“While the Green Grass Grows“, um projeto do suíço-canadiano Peter Mettler, que será composto por sete partes- das quais duas foram apresentadas em estreia mundial na 54ª edição do Visions du Réel, foi o grande vencedor do certame, que termina na próxima segunda-feira, 1 de maio.
Esta é a segunda vez que Peter Mettler ganha este prémio, depois de em 2002 ter conquistado o principal prémio do certame com “Gambling, Gods and LSD”.
“While the Green Grass Grows” é o projeto mais pessoal de Mettler até hoje, um diário cinematográfico filmado ao longo de três anos, de 2019 a 2021, com cerca de 11 horas no total. As partes 1 e 6, com a participação dos pais, foram exibidas juntas em estreia mundial no dia 24 de abril, no âmbito da Competição Internacional do festival, com o objetivo de demonstrar a narrativa e a sensibilidade de todo o projeto. As outras partes foram apresentadas na seção da indústria Work-in-Progress, onde Mettler e a sua produtora de longa data, Cornelia Seitler, procuraram parceiros para ajudar a concluir o processo de montagem e pós-produção.

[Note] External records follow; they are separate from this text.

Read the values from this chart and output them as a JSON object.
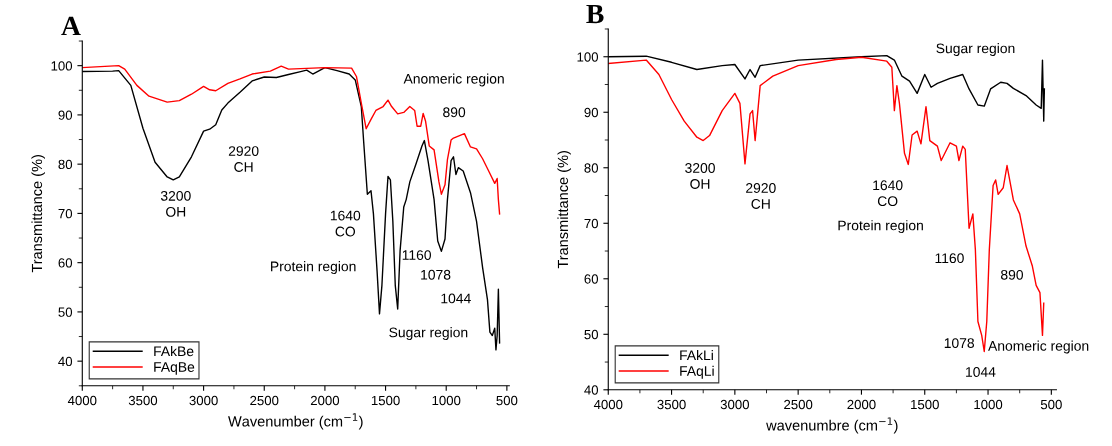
{
  "chart_data": [
    {
      "type": "line",
      "title": "A",
      "xlabel": "Wavenumber (cm$^{−1}$)",
      "ylabel": "Transmittance (%)",
      "xlim": [
        4000,
        480
      ],
      "ylim": [
        35,
        105
      ],
      "xticks": [
        4000,
        3500,
        3000,
        2500,
        2000,
        1500,
        1000,
        500
      ],
      "yticks": [
        40,
        50,
        60,
        70,
        80,
        90,
        100
      ],
      "grid": false,
      "legend": "bottom left",
      "line_style": "solid",
      "marker": "none",
      "annotations": [
        "3200\nOH",
        "2920\nCH",
        "1640\nCO",
        "Protein region",
        "1160",
        "1078",
        "1044",
        "Sugar region",
        "Anomeric region",
        "890"
      ],
      "series": [
        {
          "name": "FAkBe",
          "color": "#000000",
          "x": [
            4000,
            3750,
            3700,
            3600,
            3500,
            3400,
            3300,
            3250,
            3200,
            3100,
            3000,
            2950,
            2900,
            2850,
            2800,
            2700,
            2600,
            2500,
            2400,
            2300,
            2200,
            2150,
            2100,
            2000,
            1900,
            1800,
            1750,
            1700,
            1680,
            1650,
            1620,
            1600,
            1570,
            1550,
            1530,
            1500,
            1480,
            1460,
            1440,
            1420,
            1400,
            1380,
            1350,
            1330,
            1300,
            1250,
            1200,
            1180,
            1150,
            1100,
            1070,
            1040,
            1010,
            990,
            960,
            940,
            920,
            900,
            860,
            800,
            750,
            700,
            660,
            640,
            620,
            600,
            590,
            580,
            570,
            560
          ],
          "values": [
            98.8,
            98.9,
            99,
            96,
            87.3,
            80.4,
            77.4,
            76.8,
            77.4,
            81.5,
            86.7,
            87.1,
            88,
            91,
            92.4,
            94.6,
            96.9,
            97.7,
            97.6,
            98.2,
            98.8,
            99.1,
            98.3,
            99.6,
            99,
            98.3,
            97.1,
            91.7,
            84.4,
            73.9,
            74.6,
            69.9,
            58.3,
            49.6,
            55.4,
            69.9,
            77.5,
            76.8,
            68.4,
            55.4,
            50.6,
            62.5,
            71.3,
            72.8,
            76.4,
            80,
            83.7,
            84.8,
            80.7,
            72.8,
            64.4,
            62.3,
            64.8,
            72.8,
            80.7,
            81.5,
            77.9,
            79.3,
            78.6,
            74.2,
            68.4,
            59,
            52.5,
            45.9,
            45.2,
            46.7,
            42.3,
            45.2,
            54.6,
            43.7
          ]
        },
        {
          "name": "FAqBe",
          "color": "#ff0000",
          "x": [
            4000,
            3700,
            3650,
            3550,
            3450,
            3300,
            3200,
            3100,
            3000,
            2950,
            2900,
            2800,
            2700,
            2600,
            2450,
            2360,
            2300,
            2000,
            1780,
            1740,
            1700,
            1660,
            1620,
            1580,
            1520,
            1480,
            1450,
            1400,
            1350,
            1300,
            1260,
            1240,
            1210,
            1190,
            1170,
            1140,
            1100,
            1060,
            1040,
            1010,
            990,
            960,
            940,
            900,
            850,
            800,
            750,
            700,
            650,
            600,
            580,
            570,
            560
          ],
          "values": [
            99.6,
            100,
            99.3,
            96,
            93.8,
            92.6,
            92.9,
            94.2,
            95.8,
            95.1,
            94.9,
            96.4,
            97.3,
            98.3,
            98.9,
            99.9,
            99.3,
            99.6,
            99.5,
            97.8,
            92.4,
            87.2,
            89.1,
            90.9,
            91.7,
            93,
            91.7,
            90.2,
            90.5,
            91.7,
            90.9,
            87.7,
            87.7,
            90.3,
            88.7,
            83.7,
            82.9,
            76.4,
            73.9,
            75.8,
            80.9,
            84.9,
            85.3,
            85.7,
            86.2,
            83.5,
            83.1,
            81.1,
            78.6,
            76.1,
            77.1,
            72.8,
            69.9
          ]
        }
      ]
    },
    {
      "type": "line",
      "title": "B",
      "xlabel": "wavenumbre (cm$^{−1}$)",
      "ylabel": "Transmittance (%)",
      "xlim": [
        4000,
        460
      ],
      "ylim": [
        40,
        105
      ],
      "xticks": [
        4000,
        3500,
        3000,
        2500,
        2000,
        1500,
        1000,
        500
      ],
      "yticks": [
        40,
        50,
        60,
        70,
        80,
        90,
        100
      ],
      "grid": false,
      "legend": "bottom left",
      "line_style": "solid",
      "marker": "none",
      "annotations": [
        "3200\nOH",
        "2920\nCH",
        "1640\nCO",
        "Protein region",
        "Sugar region",
        "1160",
        "890",
        "1078",
        "Anomeric region",
        "1044"
      ],
      "series": [
        {
          "name": "FAkLi",
          "color": "#000000",
          "x": [
            4000,
            3700,
            3500,
            3300,
            3100,
            3000,
            2920,
            2880,
            2840,
            2800,
            2500,
            2000,
            1800,
            1740,
            1680,
            1620,
            1560,
            1500,
            1450,
            1400,
            1300,
            1200,
            1150,
            1080,
            1030,
            980,
            900,
            850,
            800,
            700,
            620,
            580,
            570,
            560,
            555
          ],
          "values": [
            100,
            100.1,
            99,
            97.7,
            98.4,
            98.6,
            96,
            97.7,
            96.3,
            98.4,
            99.4,
            100,
            100.2,
            99.4,
            96.5,
            95.6,
            93.4,
            96.8,
            94.5,
            95.2,
            96.1,
            96.8,
            94.2,
            91.3,
            91.1,
            94.2,
            95.4,
            95.2,
            94.3,
            93,
            91.3,
            90.7,
            99.4,
            88.4,
            94.2
          ]
        },
        {
          "name": "FAqLi",
          "color": "#ff0000",
          "x": [
            4000,
            3700,
            3600,
            3500,
            3400,
            3300,
            3250,
            3200,
            3100,
            3000,
            2960,
            2920,
            2880,
            2860,
            2840,
            2800,
            2700,
            2500,
            2200,
            2000,
            1800,
            1760,
            1740,
            1720,
            1700,
            1660,
            1630,
            1600,
            1560,
            1530,
            1490,
            1460,
            1400,
            1370,
            1300,
            1250,
            1230,
            1200,
            1180,
            1150,
            1120,
            1100,
            1080,
            1050,
            1030,
            1010,
            990,
            960,
            940,
            920,
            880,
            850,
            800,
            750,
            700,
            650,
            620,
            590,
            570,
            560
          ],
          "values": [
            98.8,
            99.4,
            96.8,
            92.3,
            88.4,
            85.5,
            84.9,
            85.8,
            90.3,
            93.4,
            91.6,
            80.7,
            89.7,
            90.3,
            84.9,
            94.8,
            96.5,
            98.4,
            99.5,
            99.9,
            99.2,
            98.1,
            90.3,
            94.8,
            91.6,
            82.6,
            80.6,
            85.9,
            86.6,
            84.3,
            91,
            84.9,
            83.9,
            81.3,
            84.5,
            83.9,
            81.3,
            83.9,
            83.3,
            69.1,
            71.7,
            65.2,
            52.3,
            49.8,
            46.9,
            52.3,
            65.2,
            76.8,
            77.8,
            75.2,
            76.4,
            80.4,
            74.2,
            71.7,
            65.9,
            62.3,
            58.8,
            57.5,
            49.8,
            55.6
          ]
        }
      ]
    }
  ]
}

Já o Prémio Especial do Júri foi para a produção coreana “Defectors“, enquanto a menção especial foi para o meticuloso “In Ukraine” de Piotr Pawlus e Tomazs Wolski.
Na Competição Burning Lights, o vencedor foi “Knit’s Island“, de Ekiem Barbier, Guilhem Causse e Quentin L’Helgouac’h. Filmado inteiramente dentro de um jogo de sobrevivência na WEB, o filme acompanha comunidades que fingem viver uma ficção de sobrevivência. Os avatares dos diretores de Knit’s Island passaram 963 horas ali, criando um filme fascinante resultante do encontro com essas comunidades. Os “jogadores” revelam os medos e fantasias, numa confusão por vezes inquietante do real e do virtual. Noutros vencedores desta secção encontramos “This Woman“, de Alan Zhang, com o Prémio do Júri, e “Guián“, de Nicole Chi Amén, com uma menção especial.
O vencedor escolhido da Competição Nacional do Visions du Réel – composta quase inteiramente por obras de mulheres e jovens cineastas – foi “Chagrin Valley“, filme de estreia de Nathalie Berger que oferece uma imersão desconcertante no quotidiano evanescente dos residentes em lares de terceira idade. Nesta secção, o Prémio Especial do Júri foi para “The Wonder Way“, de Emmanuelle Antille, enquanto “La Maison“, de Sophie Ballmer, conquistou uma menção especial.
“A riqueza da arte exibida nesta edição tornou-a uma ocasião particularmente agradável. A lista de vencedores – que inclui vários filmes realizados por mulheres (11 de 18) – ajuda a retratar um Festival cujos excecionais Convidados de Honra e Convidados Especiais ficarão na memória. Lucrecia Martel e Alice Rohrwacher, ao lado de Jean-Stéphane Bron, terão feito deste Festival um espaço de diálogo ao mesmo tempo inspirador, aberto e acessível. A edição de 2023 terá sido dominada por mulheres. É também uma honra e um prazer que o Grande Prémio volte a ser atribuído a uma produção suíça, que – e isto já é uma certeza – ficará para a história do cinema”, disse a diretora artística do Visions du Réel, Emilie Bujès.